Amongst the mysteries, this message from urwfonts-1.0_8:



> You'll have to add /usr/local/share/fonts/urwfonts to your X font path by either:
> 
> `$ xset fp+ /usr/local/share/fonts/urwfonts
> $ xset fp rehash`
> ...



With *neither* of the required actions taken, /usr/local/share/fonts/urwfonts *is* recognised by `fc-cache --verbose` (with /usr/local/bin/fc-cache provided by x11-fonts/fontconfig and x11-fonts/linux-c7-fontconfig).

If it's true that I'll _have_ to manually add the path to something: _why_ is it true? 

I can not find an answer under <https://docs.freebsd.org/en/books/handbook/x11/#x-fonts>.


```
% man fc-cache
No manual entry for fc-cache
% fc-cache --help
usage: fc-cache [-EfrsvVh] [-y SYSROOT] [--error-on-no-fonts] [--force|--really-force] [--sysroot=SYSROOT] [--system-only] [--verbose] [--version] [--help] [dirs]
Build font information caches in [dirs]
(all directories in font configuration by default).

  -E, --error-on-no-fonts  raise an error if no fonts in a directory
  -f, --force              scan directories with apparently valid caches
  -r, --really-force       erase all existing caches, then rescan
  -s, --system-only        scan system-wide directories only
  -y, --sysroot=SYSROOT    prepend SYSROOT to all paths for scanning
  -v, --verbose            display status information while busy
  -V, --version            display font config version and exit
  -h, --help               display this help and exit
%
```


----------



## jmos (Jul 12, 2021)

Afaik that's historic; Since many years the default font paths are searched recursively, and /usr/local/share/fonts is a default font path.

The message is not a message defined in the port itself - without testing I assume that just telling that it is a font inside the Makefile rises that message. And that's not a complete bad idea, as a path shouldn't, but might be out of the automatic scanned directories. But the wording could be improved…


----------



## grahamperrin@ (Jul 12, 2021)

Thanks,



jmos said:


> Afaik that's historic; …



I did wonder.



jmos said:


> … wording could be improved…



A few weeks ago I compiled a list of ports of fonts where package messages were questionable or (at a glance) almost certainly wrong. I don't have it handy, I might revisit the list in a few weeks.

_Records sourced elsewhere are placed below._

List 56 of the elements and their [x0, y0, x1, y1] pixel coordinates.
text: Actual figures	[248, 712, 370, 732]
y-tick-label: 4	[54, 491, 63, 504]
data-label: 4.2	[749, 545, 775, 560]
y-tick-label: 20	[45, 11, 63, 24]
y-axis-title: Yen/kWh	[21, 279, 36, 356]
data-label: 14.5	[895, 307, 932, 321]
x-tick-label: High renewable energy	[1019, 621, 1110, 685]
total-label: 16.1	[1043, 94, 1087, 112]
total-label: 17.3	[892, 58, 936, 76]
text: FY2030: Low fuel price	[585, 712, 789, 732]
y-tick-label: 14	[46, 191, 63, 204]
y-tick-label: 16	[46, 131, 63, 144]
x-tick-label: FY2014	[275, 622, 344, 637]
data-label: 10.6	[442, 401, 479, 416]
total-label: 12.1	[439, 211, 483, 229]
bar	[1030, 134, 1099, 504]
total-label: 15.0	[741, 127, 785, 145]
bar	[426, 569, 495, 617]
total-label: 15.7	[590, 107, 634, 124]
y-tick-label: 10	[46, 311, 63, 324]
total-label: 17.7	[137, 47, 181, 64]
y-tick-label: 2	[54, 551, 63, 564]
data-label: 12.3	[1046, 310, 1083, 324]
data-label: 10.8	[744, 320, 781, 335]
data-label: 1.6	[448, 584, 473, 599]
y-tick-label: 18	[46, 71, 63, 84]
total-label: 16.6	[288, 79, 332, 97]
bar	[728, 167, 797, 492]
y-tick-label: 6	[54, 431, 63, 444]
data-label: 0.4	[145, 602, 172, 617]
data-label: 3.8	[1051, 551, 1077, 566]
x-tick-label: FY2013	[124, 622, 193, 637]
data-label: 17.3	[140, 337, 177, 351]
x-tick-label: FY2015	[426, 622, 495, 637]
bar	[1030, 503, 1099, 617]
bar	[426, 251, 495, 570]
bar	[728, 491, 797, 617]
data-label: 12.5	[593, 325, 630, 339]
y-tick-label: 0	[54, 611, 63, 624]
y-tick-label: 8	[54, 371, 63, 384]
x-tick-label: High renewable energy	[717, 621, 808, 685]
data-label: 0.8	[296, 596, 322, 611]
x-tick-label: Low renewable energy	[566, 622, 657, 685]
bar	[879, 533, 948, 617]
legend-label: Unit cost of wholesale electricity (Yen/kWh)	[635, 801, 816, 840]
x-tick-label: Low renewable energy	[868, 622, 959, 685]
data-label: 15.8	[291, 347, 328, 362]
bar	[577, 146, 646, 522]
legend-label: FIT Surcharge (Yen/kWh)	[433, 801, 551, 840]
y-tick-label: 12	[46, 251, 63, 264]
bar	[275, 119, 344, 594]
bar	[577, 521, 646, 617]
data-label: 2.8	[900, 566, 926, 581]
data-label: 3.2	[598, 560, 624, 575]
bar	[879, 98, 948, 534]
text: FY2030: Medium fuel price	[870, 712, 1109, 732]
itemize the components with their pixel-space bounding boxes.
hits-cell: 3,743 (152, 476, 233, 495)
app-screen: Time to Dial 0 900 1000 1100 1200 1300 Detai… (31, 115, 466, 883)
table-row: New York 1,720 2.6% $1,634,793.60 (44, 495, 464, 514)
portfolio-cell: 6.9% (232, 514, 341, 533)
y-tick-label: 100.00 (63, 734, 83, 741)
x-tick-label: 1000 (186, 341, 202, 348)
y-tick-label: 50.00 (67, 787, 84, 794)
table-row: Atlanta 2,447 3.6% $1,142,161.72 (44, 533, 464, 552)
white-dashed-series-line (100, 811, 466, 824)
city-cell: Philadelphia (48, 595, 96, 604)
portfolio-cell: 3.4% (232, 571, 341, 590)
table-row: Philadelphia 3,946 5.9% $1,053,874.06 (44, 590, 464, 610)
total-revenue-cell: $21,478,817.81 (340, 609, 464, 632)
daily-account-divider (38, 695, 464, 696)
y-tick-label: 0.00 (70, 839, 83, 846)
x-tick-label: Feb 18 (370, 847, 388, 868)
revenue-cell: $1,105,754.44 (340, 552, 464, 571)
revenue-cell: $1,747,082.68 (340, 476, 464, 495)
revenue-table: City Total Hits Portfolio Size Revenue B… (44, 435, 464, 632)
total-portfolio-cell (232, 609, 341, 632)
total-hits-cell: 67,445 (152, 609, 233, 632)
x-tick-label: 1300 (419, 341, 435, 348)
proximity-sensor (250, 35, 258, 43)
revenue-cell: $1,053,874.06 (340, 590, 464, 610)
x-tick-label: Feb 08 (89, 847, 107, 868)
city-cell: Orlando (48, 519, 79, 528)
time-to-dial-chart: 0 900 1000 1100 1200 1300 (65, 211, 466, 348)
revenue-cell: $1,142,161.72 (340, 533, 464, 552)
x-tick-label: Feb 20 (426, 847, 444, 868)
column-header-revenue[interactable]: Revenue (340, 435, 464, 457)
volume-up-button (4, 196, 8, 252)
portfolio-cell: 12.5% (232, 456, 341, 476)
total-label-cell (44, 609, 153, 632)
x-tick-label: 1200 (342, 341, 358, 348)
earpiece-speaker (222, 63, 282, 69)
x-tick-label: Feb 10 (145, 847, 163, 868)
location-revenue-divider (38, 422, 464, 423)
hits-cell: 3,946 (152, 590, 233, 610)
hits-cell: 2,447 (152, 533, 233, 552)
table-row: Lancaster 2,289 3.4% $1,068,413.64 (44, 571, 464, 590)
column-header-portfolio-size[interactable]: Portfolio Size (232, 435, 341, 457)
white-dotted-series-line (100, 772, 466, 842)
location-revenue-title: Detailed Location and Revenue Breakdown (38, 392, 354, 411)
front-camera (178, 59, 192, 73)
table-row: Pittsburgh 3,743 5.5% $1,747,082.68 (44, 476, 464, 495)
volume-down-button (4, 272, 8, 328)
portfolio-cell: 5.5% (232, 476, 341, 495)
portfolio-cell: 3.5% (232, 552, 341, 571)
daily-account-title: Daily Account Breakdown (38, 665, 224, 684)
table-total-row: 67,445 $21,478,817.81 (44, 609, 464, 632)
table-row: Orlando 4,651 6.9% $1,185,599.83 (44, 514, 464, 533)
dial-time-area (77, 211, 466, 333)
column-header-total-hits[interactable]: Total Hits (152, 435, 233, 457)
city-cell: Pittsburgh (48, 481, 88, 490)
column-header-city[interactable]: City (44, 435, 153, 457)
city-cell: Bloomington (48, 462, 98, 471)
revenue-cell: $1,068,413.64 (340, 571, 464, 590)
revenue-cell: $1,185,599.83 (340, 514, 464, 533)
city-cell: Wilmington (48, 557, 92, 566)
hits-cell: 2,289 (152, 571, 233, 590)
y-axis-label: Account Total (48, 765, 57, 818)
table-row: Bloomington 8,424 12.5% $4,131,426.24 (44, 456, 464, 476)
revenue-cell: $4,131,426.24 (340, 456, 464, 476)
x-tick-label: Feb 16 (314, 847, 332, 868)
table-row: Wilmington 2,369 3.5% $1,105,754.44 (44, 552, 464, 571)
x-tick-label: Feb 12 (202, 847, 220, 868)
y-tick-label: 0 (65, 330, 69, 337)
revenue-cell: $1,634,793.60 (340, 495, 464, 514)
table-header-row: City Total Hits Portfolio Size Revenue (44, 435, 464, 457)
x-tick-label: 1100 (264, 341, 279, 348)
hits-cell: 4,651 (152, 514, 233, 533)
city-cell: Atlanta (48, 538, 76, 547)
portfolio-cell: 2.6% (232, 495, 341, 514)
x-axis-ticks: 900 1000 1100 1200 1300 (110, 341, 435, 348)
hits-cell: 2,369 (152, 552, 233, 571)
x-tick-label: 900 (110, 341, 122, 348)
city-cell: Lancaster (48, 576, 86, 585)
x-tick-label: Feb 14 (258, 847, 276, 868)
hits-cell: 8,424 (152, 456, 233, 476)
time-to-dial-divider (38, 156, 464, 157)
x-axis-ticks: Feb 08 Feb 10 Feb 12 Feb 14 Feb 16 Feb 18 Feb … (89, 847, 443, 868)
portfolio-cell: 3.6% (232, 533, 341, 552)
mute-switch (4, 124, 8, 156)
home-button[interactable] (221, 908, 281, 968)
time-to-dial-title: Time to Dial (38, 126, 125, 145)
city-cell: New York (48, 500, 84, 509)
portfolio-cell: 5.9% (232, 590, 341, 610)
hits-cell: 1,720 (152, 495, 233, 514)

<https://www.freshports.org/x11-fonts/google-fonts/#message> google-fonts is amongst the packages that present a message.

fontconfig

I see google-fonts-related <https://bugs.freebsd.org/bugzilla/show_bug.cgi?id=252360#c8> "… provide a little help to fontconfig, e.g.: …" but I don't get the big picture:


```
% man fontconfig | more
No manual entry for fontconfig
% apropos fontconfig
apropos: nothing appropriate
% fontconfig --help
fontconfig: Command not found.
% pkg provides fontconfig | grep bin
Desc    : GD bindings for the Lua programming language
%
```

Honestly, I'm in no rush to get it.

(Off-topic: I refrain from installing google-fonts because it can trigger a freaky bug in Firefox. The type of bug that might become easier to troubleshoot without umpteen misleading messages from fonts.)


----------



## Deleted member 30996 (Jul 12, 2021)

I install fonts for use with graphics/gimp by summoning x11-fm/xfe as root, move them directly into the /usr/local/share/gimp/fonts directory, run `rehash` and they are immediately available for use with Gimp.

I also used a couple downloaded from fonts.google.com and used them with Gimp without any problems.

None of them show up when I run `fc-cache --verbose`.


----------



## grahamperrin@ (Jul 12, 2021)

Trihexagonal said:


> … None of them show up when I run `fc-cache --verbose`.



So, that's as expected. True?


----------



## kpedersen (Jul 12, 2021)

Setting the fontpath like that is generally only for bitmap fonts. Most UI toolkits use FreeType now which is a little more dynamic (we also don't need font servers anymore when X11 forwarding!). The main ones that don't are Motif and Xaw.

Do you have `xfontsel` installed? If you run that you can see the (fairly bizarre) way that X11 fonts work.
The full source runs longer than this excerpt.